After returning to Iran in March 1972, he was appointed commander of the Army Aviation and became aide-de-camp to the Chief of Ground Forces. He was promoted to Major General in April 1975. Over time, Khosrovadad was stationed at the 23rd Airborne Brigade of the Air Force Special Forces and, with American instructors and the special forces (NOHED), helped establish the Iranian Green Berets.

On 29 April 1975, in Ahvaz, along with Colonel E. B. Beely, chief test pilot at Bell Helicopter, he set five new flight records with the first Bell-214 production model delivered to Iran. Their helicopter reached 3,000 meters in 1 minute 58 seconds, 6,000 meters in 5 minutes 13 seconds, surpassed 9,000 meters in 15 minutes 5 seconds, stayed 30 seconds at 9,010 meters, and touched a maximum of 9,070 meters—setting five new records in the medium helicopter class.

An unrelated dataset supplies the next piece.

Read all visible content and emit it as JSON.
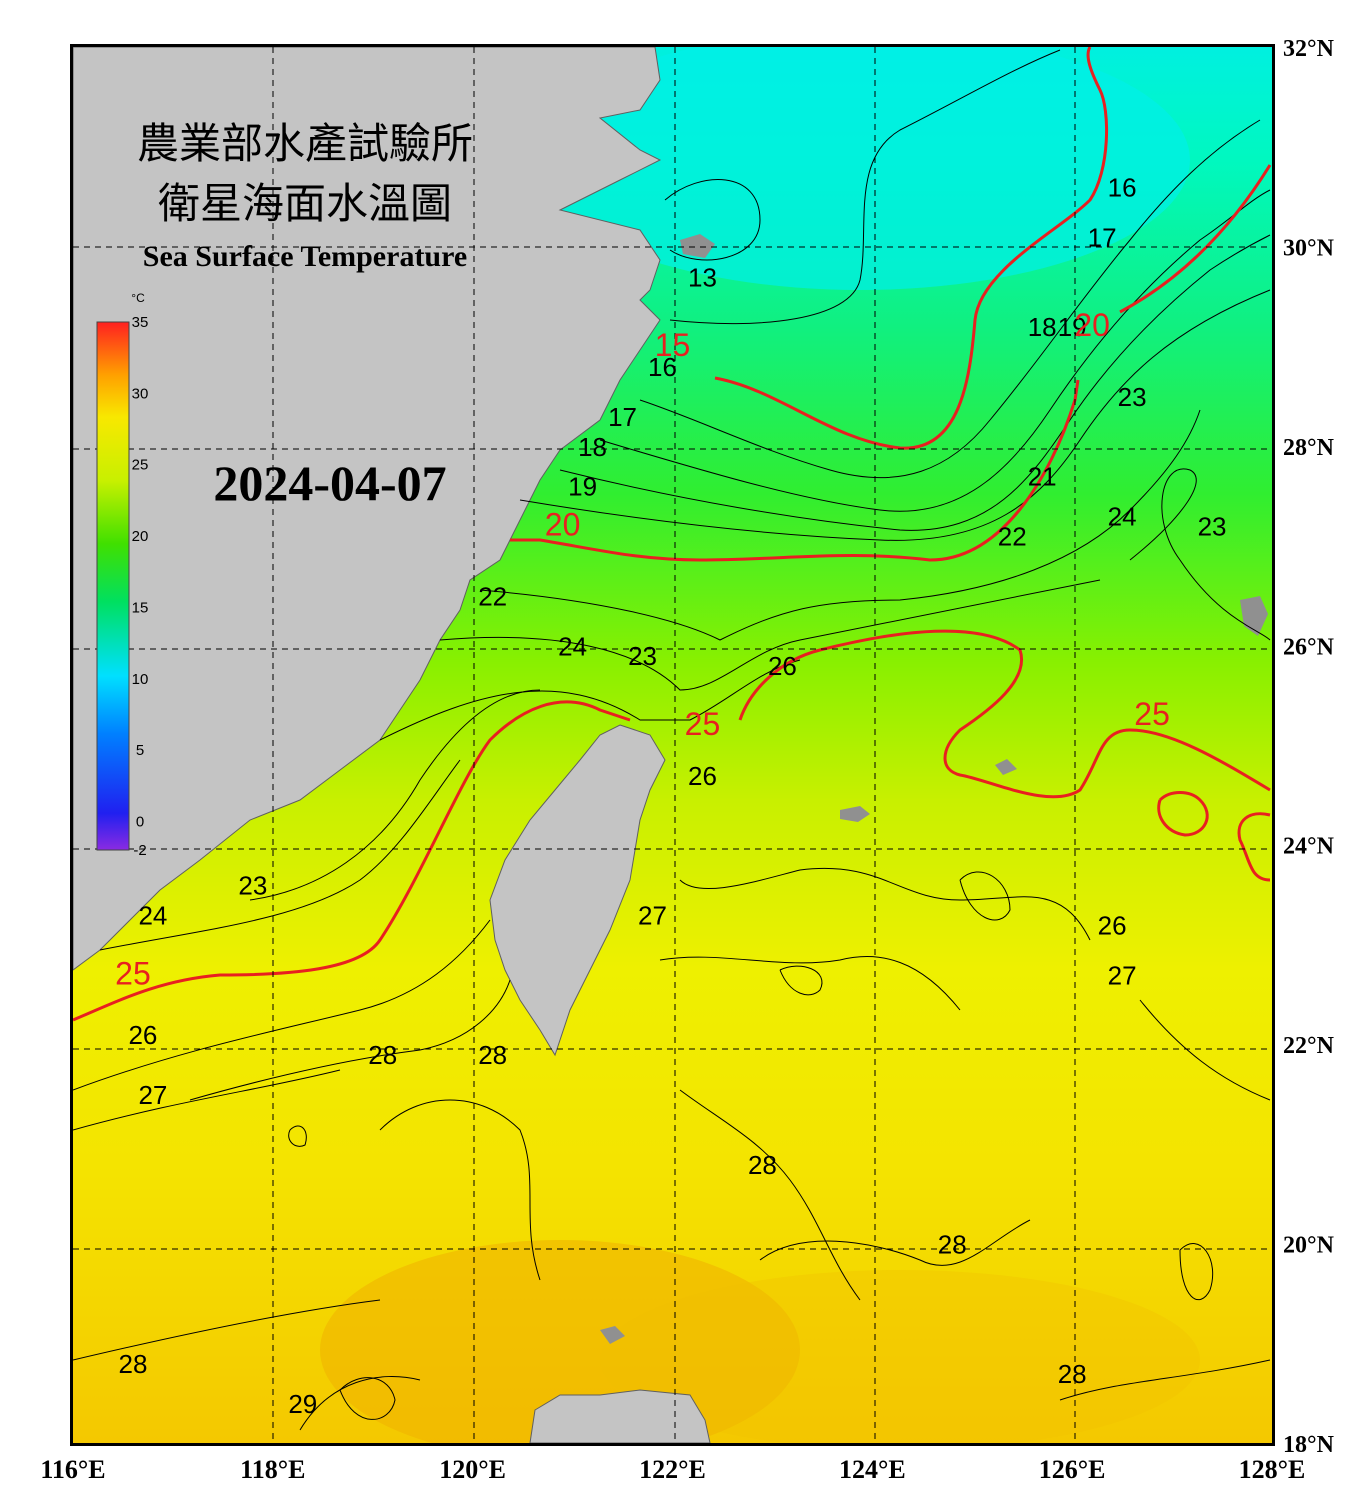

After completing various military courses in Army Aviation, Khosrovadad served as the second commander of the brigade after Abbas Ghandahari until the 1979 revolution. He was also deployed with the airborne battalion to the Dhofar War. Khosrovadad was known as a record-breaking pilot who surpassed the previous ascent record held by U.S. officer Colonel Beely. He was the second and last commander of Army Aviation.

=== Death ===
Khosrodad was executed by the Islamist revolutionaries following the Iranian Revolution in 15 February 1979. He is buried in Behesht-e Zahra.